Initialize Agent and Environment

Initialization begins by loading the model and tokenizer from a pretrained checkpoint, which is then utilized to set up the text generation environment.

import torch
from textrl import TextRLEnv, TextRLActor
from transformers import AutoModelForCausalLM, AutoTokenizer

checkpoint = "bigscience/bloomz-7b1-mt"

tokenizer = AutoTokenizer.from_pretrained(checkpoint)
model = AutoModelForCausalLM.from_pretrained(checkpoint, torch_dtype="auto", device_map="auto")

model = model.cuda()

Setup Reward Function for Environment

The reward function is central to reinforcement learning. It evaluates how well the generated text meets the desired criteria:

class MyRLEnv(TextRLEnv):
    def get_reward(self, input_item, predicted_list, finish):
        if finish:
            reward = [0]  # Change this to calculate a meaningful reward
        return reward

Prepare for Training

The environment and actor (agent), equipped with key parameters, are prepared for the training process:

observation_list = [{"input":'example sentence'}]
env = MyRLEnv(model, tokenizer, observation_input=observation_list)
actor = TextRLActor(env, model, tokenizer)
agent = actor.agent_ppo(update_interval=10, minibatch_size=2000, epochs=20)

Training the Model

Training involves adjusting the model over numerous episodes to improve its performance and accuracy in generating desired text:

train_agent_with_evaluation(
    agent,
    env,
    steps=1000,
    eval_n_steps=None,
    eval_n_episodes=1500,
    train_max_episode_len=50,
    eval_interval=10000,
    outdir='output_directory',
)

Prediction

Once training is complete, the model is ready to make predictions based on the learned patterns.

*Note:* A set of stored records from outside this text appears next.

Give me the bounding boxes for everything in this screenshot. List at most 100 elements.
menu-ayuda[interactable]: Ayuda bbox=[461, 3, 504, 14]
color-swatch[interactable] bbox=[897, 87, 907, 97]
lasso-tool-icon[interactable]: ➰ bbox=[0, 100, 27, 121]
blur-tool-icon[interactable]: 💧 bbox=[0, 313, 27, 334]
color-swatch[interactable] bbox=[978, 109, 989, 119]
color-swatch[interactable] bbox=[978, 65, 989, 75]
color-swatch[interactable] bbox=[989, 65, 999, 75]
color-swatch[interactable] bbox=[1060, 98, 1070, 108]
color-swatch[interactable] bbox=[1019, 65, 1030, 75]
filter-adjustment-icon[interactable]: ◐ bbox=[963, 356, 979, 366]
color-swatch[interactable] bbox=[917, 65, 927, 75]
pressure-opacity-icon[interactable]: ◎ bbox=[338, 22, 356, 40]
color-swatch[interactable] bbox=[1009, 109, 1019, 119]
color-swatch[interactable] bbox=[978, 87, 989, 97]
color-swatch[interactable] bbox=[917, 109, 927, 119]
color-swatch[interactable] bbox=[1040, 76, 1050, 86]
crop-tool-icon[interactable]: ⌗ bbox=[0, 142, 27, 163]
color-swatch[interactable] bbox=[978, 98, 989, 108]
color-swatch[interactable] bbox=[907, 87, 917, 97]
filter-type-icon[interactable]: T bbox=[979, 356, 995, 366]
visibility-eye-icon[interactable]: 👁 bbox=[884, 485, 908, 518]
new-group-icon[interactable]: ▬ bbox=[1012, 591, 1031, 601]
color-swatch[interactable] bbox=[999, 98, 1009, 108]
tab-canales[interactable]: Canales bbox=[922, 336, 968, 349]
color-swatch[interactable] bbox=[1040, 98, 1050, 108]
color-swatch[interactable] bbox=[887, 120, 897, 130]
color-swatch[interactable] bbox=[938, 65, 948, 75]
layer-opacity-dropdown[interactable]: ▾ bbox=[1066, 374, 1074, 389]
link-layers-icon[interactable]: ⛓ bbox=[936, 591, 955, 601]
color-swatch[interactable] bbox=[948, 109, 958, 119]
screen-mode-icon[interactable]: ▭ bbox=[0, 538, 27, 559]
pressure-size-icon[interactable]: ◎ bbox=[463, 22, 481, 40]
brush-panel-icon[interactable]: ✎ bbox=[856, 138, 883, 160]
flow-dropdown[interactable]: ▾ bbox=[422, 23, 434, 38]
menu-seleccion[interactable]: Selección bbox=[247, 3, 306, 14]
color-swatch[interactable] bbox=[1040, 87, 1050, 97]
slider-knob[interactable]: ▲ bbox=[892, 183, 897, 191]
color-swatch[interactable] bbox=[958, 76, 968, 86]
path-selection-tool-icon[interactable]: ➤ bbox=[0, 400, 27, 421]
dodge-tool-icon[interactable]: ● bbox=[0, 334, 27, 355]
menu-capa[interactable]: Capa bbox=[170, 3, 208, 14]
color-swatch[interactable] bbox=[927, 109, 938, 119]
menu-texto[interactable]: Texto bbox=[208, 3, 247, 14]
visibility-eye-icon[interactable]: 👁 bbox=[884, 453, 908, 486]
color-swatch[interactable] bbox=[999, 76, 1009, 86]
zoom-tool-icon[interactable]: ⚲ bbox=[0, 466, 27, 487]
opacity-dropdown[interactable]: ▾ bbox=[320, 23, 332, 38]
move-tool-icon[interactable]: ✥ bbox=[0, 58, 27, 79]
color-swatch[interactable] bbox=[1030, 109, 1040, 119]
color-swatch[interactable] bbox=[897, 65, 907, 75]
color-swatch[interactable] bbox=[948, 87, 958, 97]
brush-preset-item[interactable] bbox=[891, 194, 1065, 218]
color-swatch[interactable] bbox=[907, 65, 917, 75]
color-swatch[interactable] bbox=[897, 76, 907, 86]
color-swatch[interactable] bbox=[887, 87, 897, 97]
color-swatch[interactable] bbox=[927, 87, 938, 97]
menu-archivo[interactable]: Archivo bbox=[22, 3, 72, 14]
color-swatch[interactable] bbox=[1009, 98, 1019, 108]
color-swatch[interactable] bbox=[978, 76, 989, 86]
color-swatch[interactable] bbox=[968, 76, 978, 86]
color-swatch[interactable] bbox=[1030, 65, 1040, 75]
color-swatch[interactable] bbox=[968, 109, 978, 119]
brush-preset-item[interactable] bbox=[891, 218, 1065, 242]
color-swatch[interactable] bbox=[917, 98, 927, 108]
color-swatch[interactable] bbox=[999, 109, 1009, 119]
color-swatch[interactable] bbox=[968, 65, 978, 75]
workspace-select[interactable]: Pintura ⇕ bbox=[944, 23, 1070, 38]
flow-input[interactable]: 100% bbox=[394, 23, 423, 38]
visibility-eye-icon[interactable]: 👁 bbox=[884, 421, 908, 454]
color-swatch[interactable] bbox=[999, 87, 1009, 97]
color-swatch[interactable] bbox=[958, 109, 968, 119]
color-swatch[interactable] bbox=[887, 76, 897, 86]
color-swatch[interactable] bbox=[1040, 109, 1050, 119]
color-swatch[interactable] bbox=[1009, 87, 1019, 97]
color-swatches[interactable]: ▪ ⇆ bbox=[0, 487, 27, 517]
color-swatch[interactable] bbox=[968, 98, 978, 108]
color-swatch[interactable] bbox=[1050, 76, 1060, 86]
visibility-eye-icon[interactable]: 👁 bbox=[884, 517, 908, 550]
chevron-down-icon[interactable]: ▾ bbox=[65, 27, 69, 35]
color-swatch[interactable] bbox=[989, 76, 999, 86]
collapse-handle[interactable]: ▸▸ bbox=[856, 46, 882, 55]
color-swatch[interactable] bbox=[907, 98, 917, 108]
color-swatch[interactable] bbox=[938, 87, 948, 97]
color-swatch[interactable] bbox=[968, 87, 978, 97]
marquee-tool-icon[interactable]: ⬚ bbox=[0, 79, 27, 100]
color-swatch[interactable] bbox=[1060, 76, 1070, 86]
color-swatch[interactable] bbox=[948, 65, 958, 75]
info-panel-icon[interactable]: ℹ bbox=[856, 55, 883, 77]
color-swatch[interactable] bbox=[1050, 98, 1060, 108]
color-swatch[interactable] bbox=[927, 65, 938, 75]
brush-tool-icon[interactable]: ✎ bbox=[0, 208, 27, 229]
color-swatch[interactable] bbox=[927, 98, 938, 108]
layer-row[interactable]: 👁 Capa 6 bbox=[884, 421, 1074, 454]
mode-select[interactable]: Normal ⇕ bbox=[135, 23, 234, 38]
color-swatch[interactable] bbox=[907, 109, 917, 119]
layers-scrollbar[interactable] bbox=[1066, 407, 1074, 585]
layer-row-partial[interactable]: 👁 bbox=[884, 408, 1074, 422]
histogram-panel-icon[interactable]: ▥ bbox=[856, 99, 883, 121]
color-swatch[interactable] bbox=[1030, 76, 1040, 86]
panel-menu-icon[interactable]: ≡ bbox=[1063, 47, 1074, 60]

agent.load("output_directory/best")
actor.predict("input text")

Dump Trained Model to Hugging Face's Model

TextRL allows easy exportation of trained models to Hugging Face for broader use.

textrl-dump --model ./model_path_before_rl --rl ./rl_path --dump ./output_dir

Key Parameters for RL Training

Training parameters such as update interval, minibatch size, epochs, learning rate, and more play crucial roles in refining model performance. Proper tuning of these parameters can significantly boost the quality and relevance of generated text.

TextRL offers a comprehensive framework for enhancing text generation models through reinforcement learning, demonstrating practical applications across different scenarios and models.